Publikacja raportu Millera nastąpi nie wcześniej niż po 17 lipca. Ujawnienia efektów prac specjalistów, którymi kieruje minister spraw wewnętrznych i administracji domaga się Jarosław Kaczyński i całe PiS, ale wszystko wskazuje na to, że naciski opozycji nic nie przyspieszą.
Jak dowiedziało się radio RMF FM ogłoszenie raportu wraz z publikacją multimedialną przeciąga się w czasie, bo tłumacze przysięgli, którzy tłumaczą rządowy dokument na angielski i rosyjski mają problemy ze specjalistycznym słownictwem technicznym.
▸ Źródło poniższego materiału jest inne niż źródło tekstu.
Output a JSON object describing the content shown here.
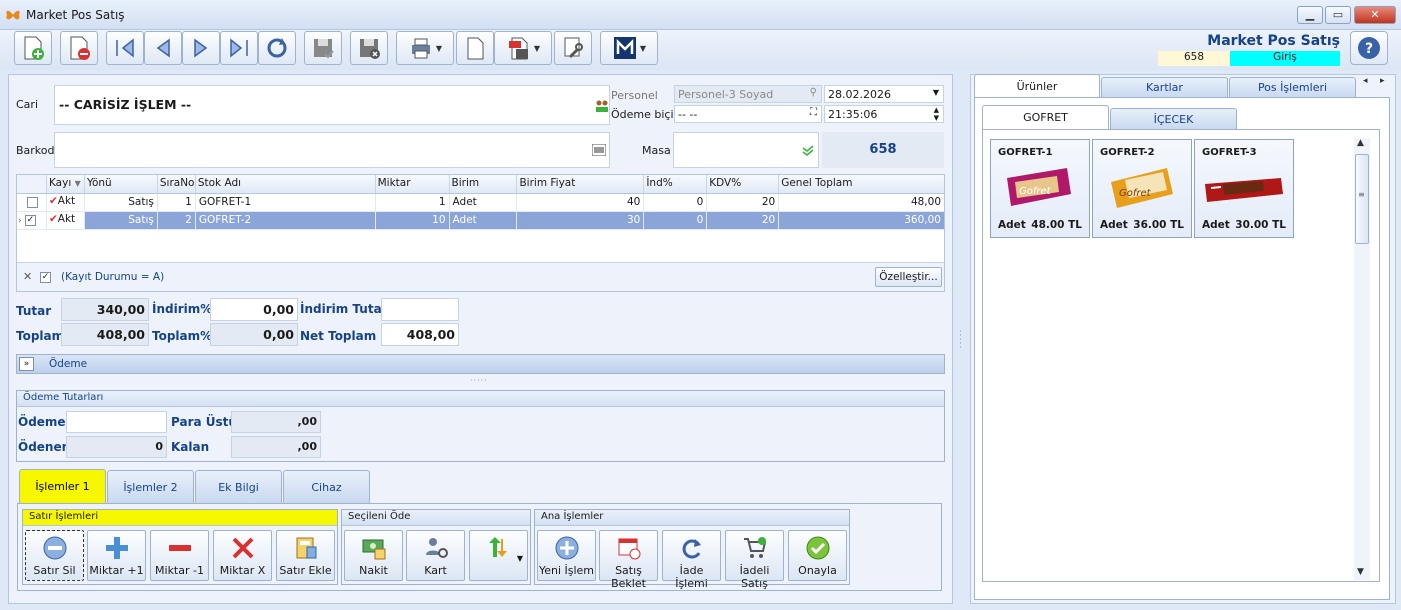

Dokument liczy ponad 300 stron i większość z nich zawiera terminologię związaną z techniką lotniczą.
Patrz też: Biała księga PiS: Rząd współwinny katastrofy pod Smoleńskiem
Tłumacze nie mogą popełnić żadnego błędu, dlatego też każdy użyty w raporcie termin musi być dokłanie przetłumaczony.
Ogłoszenie raportu Komisji Badania Wypadków Lotniczych Lotnictwa Państwowego ma być połączone z publikacją multimedialną, tak jak to zrobił rosysjki Międzypaństwowy Komitet Lotniczy.